Elle avance que les attestations constituant les pièces n°75, 76, 77 et 82 de l’appelante ne sont pas conformes à l’article 202 du code de procédure civile, ni vraisemblables dans leur contenu, qu’elles seront donc écartées des débats.
Elle fait valoir que l’appelante ne démontre pas qu’elle-même ou ses auteurs ont accepté la succession des époux [J]-[P] ; que le tableau généalogique que cette dernière verse aux débats est très incertain et n’a aucune valeur juridique ; qu’il n’est pas possible de savoir s’il y a un lien de filiation juridiquement établi entre
M. [R] [J] et le couple [J]-[P] ; que, dès lors, faute de justifier de sa qualité d’héritière des époux [J]-[P], Mme [I] [J] veuve [D] est irrecevable pour défaut de qualité à agir.

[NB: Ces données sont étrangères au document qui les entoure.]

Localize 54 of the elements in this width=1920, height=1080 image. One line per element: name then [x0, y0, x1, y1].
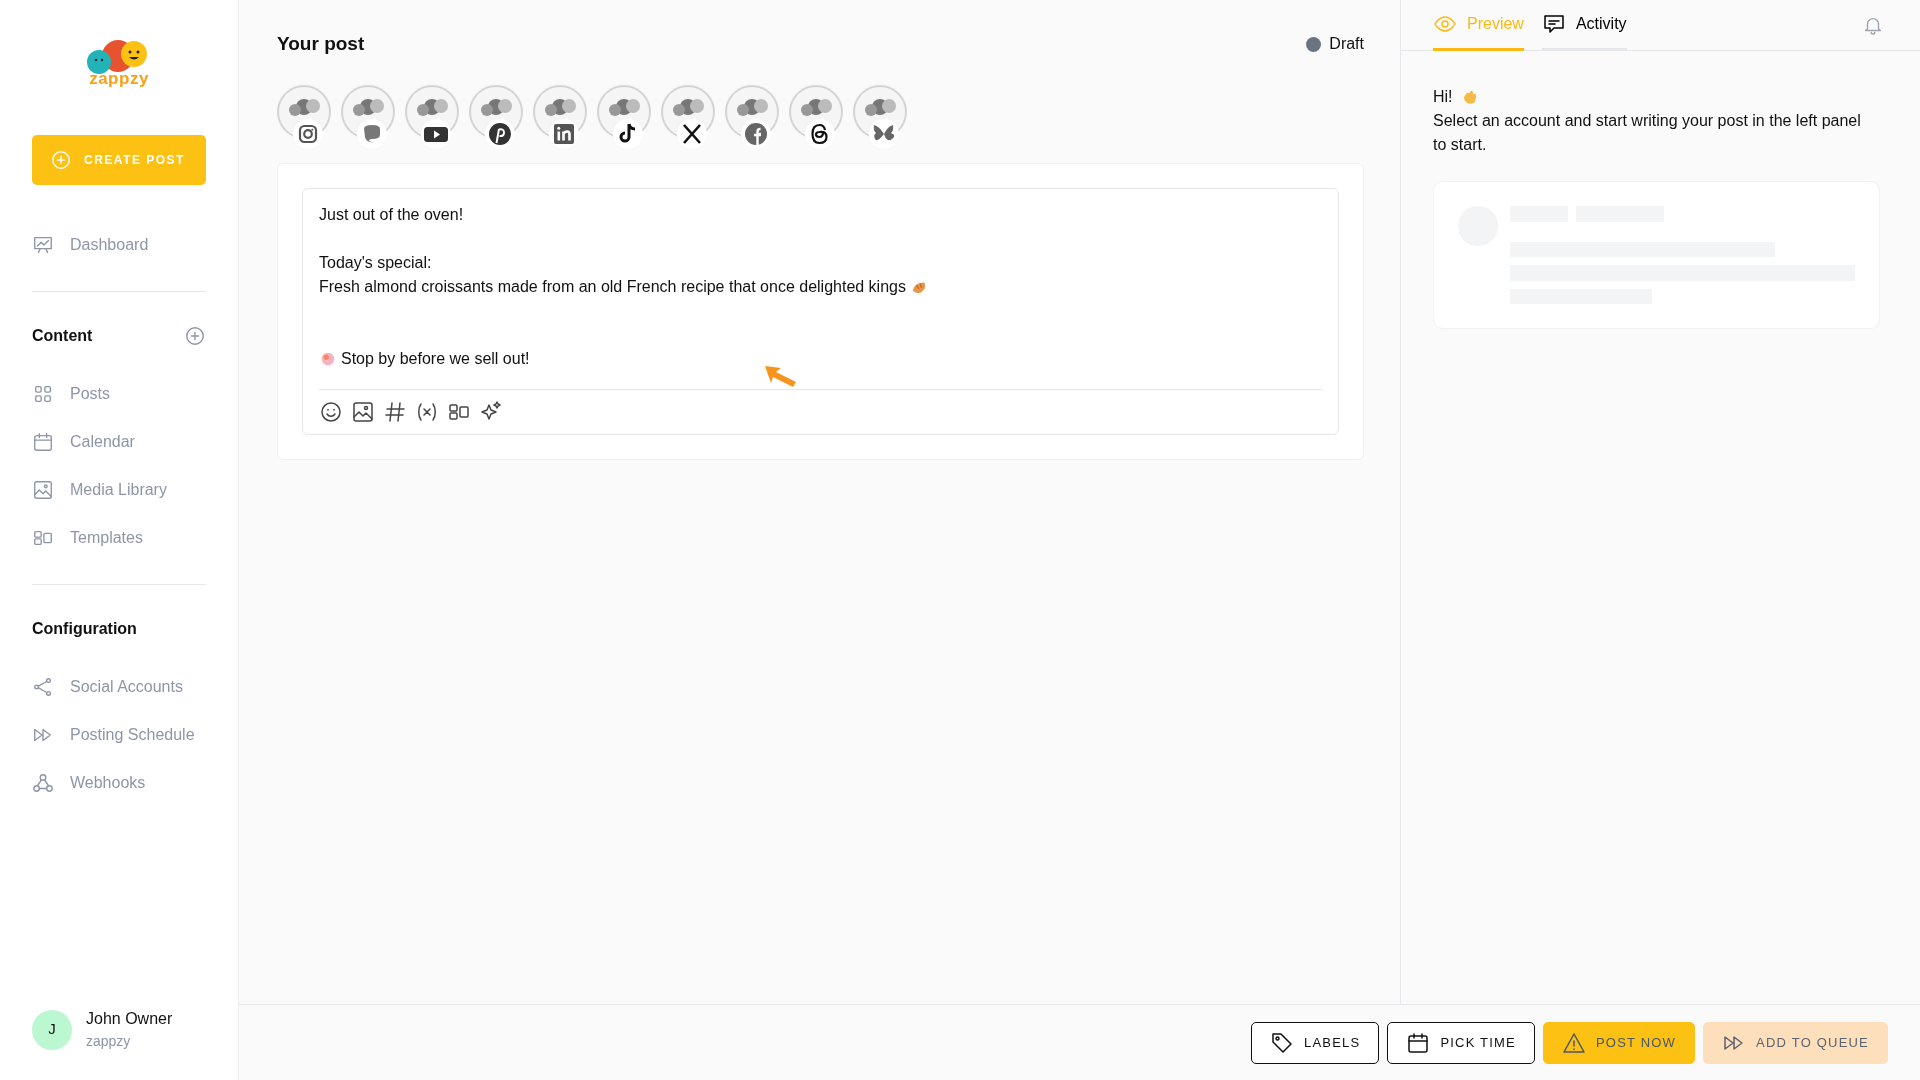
presentation-chart-icon [32, 234, 54, 256]
nav-item[interactable]: Posts [32, 370, 206, 418]
chat-bubbles-logo-icon [607, 96, 641, 119]
nav-item[interactable]: Templates [32, 514, 206, 562]
nav-item[interactable]: Dashboard [32, 221, 206, 269]
chat-bubbles-logo-icon [543, 96, 577, 119]
post-text-line: Just out of the oven! [319, 204, 464, 225]
chat-bubbles-logo-icon [863, 96, 897, 119]
calendar-icon [1406, 1030, 1431, 1055]
post-editor-field[interactable]: Just out of the oven! Today's special: Fresh almond croissants made from an old French recipe that once delighted kings Stop by before we sell out! [302, 187, 1339, 435]
chat-bubbles-logo-icon [479, 96, 513, 119]
page-title: Your post [277, 32, 365, 56]
action-button[interactable]: LABELS [1251, 1021, 1380, 1064]
create-post-button[interactable]: CREATE POST [32, 135, 206, 185]
section-title: Content [32, 326, 93, 346]
chat-bubbles-logo-icon [799, 96, 833, 119]
webhook-icon [32, 772, 54, 794]
nav-item[interactable]: Social Accounts [32, 663, 206, 711]
greeting-text: Hi! [1433, 87, 1453, 107]
tag-icon [1270, 1030, 1295, 1055]
instruction-text: Select an account and start writing your post in the left panel to start. [1433, 111, 1862, 155]
post-text-line: Stop by before we sell out! [341, 348, 530, 369]
chat-bubbles-logo-icon [735, 96, 769, 119]
tab[interactable]: Activity [1541, 0, 1627, 51]
toolbar-button[interactable] [351, 399, 375, 424]
section-title: Configuration [32, 619, 137, 639]
post-text-line: Fresh almond croissants made from an old French recipe that once delighted kings [319, 276, 906, 297]
nav-item[interactable]: Calendar [32, 418, 206, 466]
chat-bubbles-logo-icon [415, 96, 449, 119]
user-avatar: J [32, 1009, 72, 1050]
toolbar-button[interactable] [319, 399, 343, 424]
action-button[interactable]: PICK TIME [1387, 1021, 1535, 1064]
image-icon [32, 479, 54, 501]
organization-name: zappzy [86, 1032, 132, 1051]
add-icon [50, 149, 72, 171]
nav-item[interactable]: Media Library [32, 466, 206, 514]
nav-item[interactable]: Posting Schedule [32, 711, 206, 759]
add-content-button[interactable] [184, 325, 206, 347]
chat-bubbles-logo-icon [287, 96, 321, 119]
toolbar-button[interactable] [383, 399, 407, 424]
post-text-line: Today's special: [319, 252, 432, 273]
logo-text: zappzy [89, 70, 149, 87]
nav-item[interactable]: Webhooks [32, 759, 206, 807]
status-indicator: Draft [1306, 32, 1364, 57]
tab[interactable]: Preview [1433, 0, 1524, 51]
user-name: John Owner [86, 1009, 173, 1029]
chat-bubbles-logo-icon [351, 96, 385, 119]
chat-icon [1541, 12, 1566, 36]
chat-bubbles-logo-icon [671, 96, 705, 119]
calendar-icon [32, 431, 54, 453]
grid-icon [32, 383, 54, 405]
share-icon [32, 676, 54, 698]
action-button[interactable]: POST NOW [1542, 1021, 1696, 1064]
warning-icon [1561, 1030, 1586, 1055]
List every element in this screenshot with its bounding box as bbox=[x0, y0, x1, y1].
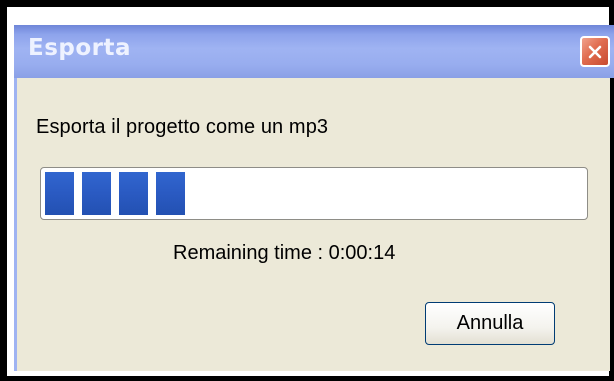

Elle ajoute que l’affirmation non étayée selon laquelle MM. [R] puis [B] [J] étaient domiciliés à [Localité 10] ne suffit pas à prouver l’exercice de l’option successorale avant l’expiration du délai de prescription trentenaire en 1956 ; que ces derniers n’habitaient pas au [Adresse 14], mais au [Adresse 15] ; que l’adresse de M. [R] [J] sur son acte de décès est au [Adresse 16] ; que le dépôt d’une déclaration de succession en 1927 est un simple acte conservatoire sans incidence sur l’acceptation de la succession ; que ce n’est pas Mme [I] [J] veuve [D] qui a été sollicitée par le maire pour entretenir le terrain mais elle ; qu’au décès de son père, cette dernière n’a pas fait figurer le terrain en cause dans la déclaration de succession déposée ; que l’action en liquidation-partage évoquée par l’appelante n’a pas été engagée ; qu’il n’est pas possible de faire renaître une prescription déjà acquise ; qu’en première instance, Mme [I] [J] veuve [D] a avoué qu’il n’y avait pas eu d’option dans les délais légaux, de sorte qu’elle ne peut pas revenir sur cet aveu judiciaire en application des articles 1354 et 1356 du code civil ; que, ne justifiant pas de l’acceptation des successions dans les délais prescrits, cette dernière est irrecevable à agir pour défaut de qualité à agir.
Elle précise encore que la preuve de l’acceptation par M. [B] [J] de la succession de son père [R] fait défaut ; que le relevé parcellaire de 1989, document cadastral, ne prouve pas la propriété ; que l’occupation du terrain par
M. [R] [J] en qualité d’usufruitier n’est pas possible car l’usufruit n’est que légal ou conventionnel, que l’appelante ne prouve pas l’accord des autres indivisaires à cet effet ; que la succession de la veuve de M. [U] [J] qui avait fait un testament se distingue de celle de M. [R] [J].
Elle expose à titre subsidiaire que Mme [I] [J] veuve [D] n’a pas qualité à demander la nullité de la vente, que seul en dispose l’acquéreur la Sas Geppec conformément à l’article 1599 du code civil ; que l’action menée à cet effet est irrecevable.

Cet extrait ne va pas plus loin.